While this one is still reflecting a light-colored ceiling, but at least it's not being illuminated by an area bulb in the room. The only light source is the light coming in from the side. Compare the upper bouts above the pickup switch...in the outdoor-lit photo, there's barely any flames in the area, but in the image below, it's super clear and defined.
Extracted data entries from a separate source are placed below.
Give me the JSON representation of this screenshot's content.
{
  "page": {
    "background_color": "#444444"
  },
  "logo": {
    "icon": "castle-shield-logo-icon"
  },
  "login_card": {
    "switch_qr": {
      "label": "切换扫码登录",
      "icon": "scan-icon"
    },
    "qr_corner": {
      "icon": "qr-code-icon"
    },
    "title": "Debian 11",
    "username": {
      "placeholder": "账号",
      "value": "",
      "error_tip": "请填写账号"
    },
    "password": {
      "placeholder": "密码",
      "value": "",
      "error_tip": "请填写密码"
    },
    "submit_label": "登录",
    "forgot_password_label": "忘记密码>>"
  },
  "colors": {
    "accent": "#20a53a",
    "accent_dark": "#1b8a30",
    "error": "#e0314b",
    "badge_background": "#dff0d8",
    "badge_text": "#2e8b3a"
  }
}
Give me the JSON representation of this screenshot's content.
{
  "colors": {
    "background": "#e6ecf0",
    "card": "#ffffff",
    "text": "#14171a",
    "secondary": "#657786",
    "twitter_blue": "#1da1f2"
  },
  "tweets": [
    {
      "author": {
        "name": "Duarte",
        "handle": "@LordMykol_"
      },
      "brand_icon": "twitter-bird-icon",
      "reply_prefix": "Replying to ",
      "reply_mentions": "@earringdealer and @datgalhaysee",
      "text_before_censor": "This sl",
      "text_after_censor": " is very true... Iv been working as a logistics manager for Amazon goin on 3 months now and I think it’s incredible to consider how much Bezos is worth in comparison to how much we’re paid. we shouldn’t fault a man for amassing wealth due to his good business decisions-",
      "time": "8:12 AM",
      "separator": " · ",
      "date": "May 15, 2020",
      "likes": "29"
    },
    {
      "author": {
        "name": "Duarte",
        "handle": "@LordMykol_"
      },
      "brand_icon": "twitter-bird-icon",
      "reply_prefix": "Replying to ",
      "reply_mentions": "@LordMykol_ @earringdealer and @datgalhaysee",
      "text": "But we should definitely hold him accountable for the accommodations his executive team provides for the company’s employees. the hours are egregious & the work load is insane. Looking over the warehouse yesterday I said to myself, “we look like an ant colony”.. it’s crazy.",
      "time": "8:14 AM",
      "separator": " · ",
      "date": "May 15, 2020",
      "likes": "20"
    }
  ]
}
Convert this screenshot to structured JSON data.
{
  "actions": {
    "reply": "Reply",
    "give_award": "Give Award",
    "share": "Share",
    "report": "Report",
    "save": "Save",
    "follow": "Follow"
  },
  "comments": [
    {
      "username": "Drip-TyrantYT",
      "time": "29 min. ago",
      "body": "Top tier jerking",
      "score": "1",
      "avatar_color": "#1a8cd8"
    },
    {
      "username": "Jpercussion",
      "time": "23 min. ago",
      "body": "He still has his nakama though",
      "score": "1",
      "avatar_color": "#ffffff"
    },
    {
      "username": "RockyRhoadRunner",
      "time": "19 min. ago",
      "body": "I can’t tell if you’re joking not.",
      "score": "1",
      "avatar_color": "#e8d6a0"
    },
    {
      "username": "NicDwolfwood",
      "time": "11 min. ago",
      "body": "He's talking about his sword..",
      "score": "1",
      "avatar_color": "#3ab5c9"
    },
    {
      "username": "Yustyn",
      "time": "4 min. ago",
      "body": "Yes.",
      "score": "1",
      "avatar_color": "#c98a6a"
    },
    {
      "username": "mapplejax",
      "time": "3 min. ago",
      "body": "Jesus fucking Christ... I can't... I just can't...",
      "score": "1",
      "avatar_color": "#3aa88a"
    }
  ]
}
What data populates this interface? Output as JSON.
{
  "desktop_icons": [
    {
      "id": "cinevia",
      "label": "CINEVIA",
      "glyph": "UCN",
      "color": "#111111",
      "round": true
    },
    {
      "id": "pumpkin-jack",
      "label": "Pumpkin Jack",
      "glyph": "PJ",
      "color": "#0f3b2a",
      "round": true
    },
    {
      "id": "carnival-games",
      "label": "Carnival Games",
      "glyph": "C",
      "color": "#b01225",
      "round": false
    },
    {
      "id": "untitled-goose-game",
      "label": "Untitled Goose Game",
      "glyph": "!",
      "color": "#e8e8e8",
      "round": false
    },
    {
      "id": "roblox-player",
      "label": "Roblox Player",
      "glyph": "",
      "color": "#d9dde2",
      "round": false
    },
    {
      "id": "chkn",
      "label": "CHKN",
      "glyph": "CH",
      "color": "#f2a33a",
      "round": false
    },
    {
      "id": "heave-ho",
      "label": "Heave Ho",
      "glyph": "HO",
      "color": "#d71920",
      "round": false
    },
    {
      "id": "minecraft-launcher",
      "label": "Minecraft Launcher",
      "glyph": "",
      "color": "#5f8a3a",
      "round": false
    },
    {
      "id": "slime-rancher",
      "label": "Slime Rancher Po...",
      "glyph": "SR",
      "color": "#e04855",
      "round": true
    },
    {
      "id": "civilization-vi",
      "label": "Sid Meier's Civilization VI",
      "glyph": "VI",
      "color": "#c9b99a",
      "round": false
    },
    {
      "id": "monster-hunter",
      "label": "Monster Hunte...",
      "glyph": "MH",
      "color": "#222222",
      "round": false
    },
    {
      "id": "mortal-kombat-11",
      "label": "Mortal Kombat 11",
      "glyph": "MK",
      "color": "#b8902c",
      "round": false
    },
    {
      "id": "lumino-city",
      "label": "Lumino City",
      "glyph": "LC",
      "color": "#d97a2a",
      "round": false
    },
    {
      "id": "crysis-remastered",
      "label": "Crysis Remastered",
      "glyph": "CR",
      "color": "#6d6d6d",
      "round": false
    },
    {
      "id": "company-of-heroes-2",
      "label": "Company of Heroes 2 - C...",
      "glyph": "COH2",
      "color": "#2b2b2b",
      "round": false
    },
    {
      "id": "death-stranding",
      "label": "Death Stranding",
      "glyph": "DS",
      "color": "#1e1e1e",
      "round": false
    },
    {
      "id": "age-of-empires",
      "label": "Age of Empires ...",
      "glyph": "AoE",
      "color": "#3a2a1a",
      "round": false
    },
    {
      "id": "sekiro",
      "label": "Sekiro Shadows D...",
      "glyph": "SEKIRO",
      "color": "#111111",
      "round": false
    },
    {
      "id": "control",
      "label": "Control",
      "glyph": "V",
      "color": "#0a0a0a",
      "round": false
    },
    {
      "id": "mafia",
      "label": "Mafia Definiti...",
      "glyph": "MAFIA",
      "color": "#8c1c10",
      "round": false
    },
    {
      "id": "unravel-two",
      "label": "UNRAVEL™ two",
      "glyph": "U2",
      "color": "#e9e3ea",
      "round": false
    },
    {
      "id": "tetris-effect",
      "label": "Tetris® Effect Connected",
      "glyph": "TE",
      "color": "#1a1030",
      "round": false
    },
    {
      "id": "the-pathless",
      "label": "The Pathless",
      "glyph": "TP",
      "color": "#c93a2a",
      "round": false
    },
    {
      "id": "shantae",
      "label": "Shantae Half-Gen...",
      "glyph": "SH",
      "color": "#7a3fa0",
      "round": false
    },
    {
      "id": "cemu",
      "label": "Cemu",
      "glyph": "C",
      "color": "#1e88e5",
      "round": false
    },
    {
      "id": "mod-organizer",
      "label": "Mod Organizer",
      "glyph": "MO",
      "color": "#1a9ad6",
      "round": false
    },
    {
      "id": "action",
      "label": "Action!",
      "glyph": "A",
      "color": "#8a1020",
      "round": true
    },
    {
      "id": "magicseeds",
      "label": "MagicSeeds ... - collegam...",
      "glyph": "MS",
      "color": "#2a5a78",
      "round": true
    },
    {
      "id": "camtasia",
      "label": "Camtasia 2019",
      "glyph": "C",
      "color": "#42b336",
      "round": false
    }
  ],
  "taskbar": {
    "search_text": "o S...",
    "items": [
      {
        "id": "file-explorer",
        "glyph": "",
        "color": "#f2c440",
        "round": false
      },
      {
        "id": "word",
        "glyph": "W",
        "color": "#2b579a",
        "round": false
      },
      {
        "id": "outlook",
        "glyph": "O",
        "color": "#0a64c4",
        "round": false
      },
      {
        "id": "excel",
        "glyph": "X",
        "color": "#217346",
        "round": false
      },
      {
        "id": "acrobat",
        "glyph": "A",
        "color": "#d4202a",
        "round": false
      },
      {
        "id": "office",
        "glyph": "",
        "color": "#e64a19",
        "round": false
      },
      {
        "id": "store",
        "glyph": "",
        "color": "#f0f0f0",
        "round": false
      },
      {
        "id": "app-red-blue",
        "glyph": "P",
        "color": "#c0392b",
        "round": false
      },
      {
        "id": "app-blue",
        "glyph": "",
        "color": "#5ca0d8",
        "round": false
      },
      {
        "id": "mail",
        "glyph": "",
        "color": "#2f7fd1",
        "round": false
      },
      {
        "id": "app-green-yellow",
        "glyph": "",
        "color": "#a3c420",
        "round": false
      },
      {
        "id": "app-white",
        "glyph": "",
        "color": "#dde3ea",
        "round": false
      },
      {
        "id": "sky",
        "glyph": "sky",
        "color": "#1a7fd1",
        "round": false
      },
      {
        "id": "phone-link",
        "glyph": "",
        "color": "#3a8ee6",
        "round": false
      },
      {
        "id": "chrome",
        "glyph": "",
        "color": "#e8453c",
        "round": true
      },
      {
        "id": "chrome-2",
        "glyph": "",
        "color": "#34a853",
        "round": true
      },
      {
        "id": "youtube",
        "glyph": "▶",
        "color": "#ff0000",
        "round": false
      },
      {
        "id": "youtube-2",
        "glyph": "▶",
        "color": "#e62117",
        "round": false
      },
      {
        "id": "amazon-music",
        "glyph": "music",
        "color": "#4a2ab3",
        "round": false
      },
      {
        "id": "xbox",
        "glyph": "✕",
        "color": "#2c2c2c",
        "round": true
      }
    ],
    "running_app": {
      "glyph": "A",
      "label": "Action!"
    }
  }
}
So again, to be clear, I'm not saying there's no reason to not think their photography is a bit dishonest, because at best it's hot helpful, and at worst it's way more unrealistic than almost every other company's photography... but I can honestly say that it's plausible (and in my mind actually more likely) that the lighting is the culprit, rather than editing....which I do know they've also done sometimes (to be clear, most of the super obvious HDR ones that come up in google image searches are images other people have re-uploaded to pinterest after editing themselves. There's even one guy who posts pictures of his guitar with all sorts of brightly colored green and fuscia lighting and it wows people every time, and they ask "What's the finish on that?". All he ever says is the paint colors, but makes no mention of the fact that it's under colored lighting. When you see the same guitar in video in normal lighting, it's darker, and more drab, and way less bright.
The "factory walk-through" photos are generally better than the showroom or official staged photographs with the black background, if that's helpful at all.
The same guitars in that photo above hanging on the wall are in a room with nearly 400w equivalent lighting, are the same guitars in the image below, with less, but higher-quality and directional (with the use of a honeycomb light filter thing) studio lighting, in an otherwise dark room. Again, zero processing:
Even just look at the headstocks of the two electrics, which don't have the spotlights shining directly on them in this photo. They are way way darker.
Probably the best chance of simulating the "showroom" experience would be if you had a recessed light, especially in a hallway. If you put the guitar directly under it, and lower the rest of the lighting in the house, especially in any areas that would be reflecting in the top....but even then, the type of light in that can will also play a large part.
I'm not mad at all how it came out, it's Aurora blue, it's what I ordered. In May when I ordered, they only had a couple examples of Aurora blue which looked a lot brighter than this. Not as bright as mine in the photo, but way brighter than what I got. I knew it was a risk, but I took it in hopes of getting a bright blue. Sadly what I got though was not that.
Damn... yeah that's pretty sweet. I'd prefer it to be more lighter blue than green, but I'd happily take that!I wonder if they have a color that does look more like that? It almost looks more like a shade of green to me. It really did look like a great color in the picture. I don't know if you've ever seen it, but it immediately reminded me of the finish on this 7 string Demon from a while back that I really liked.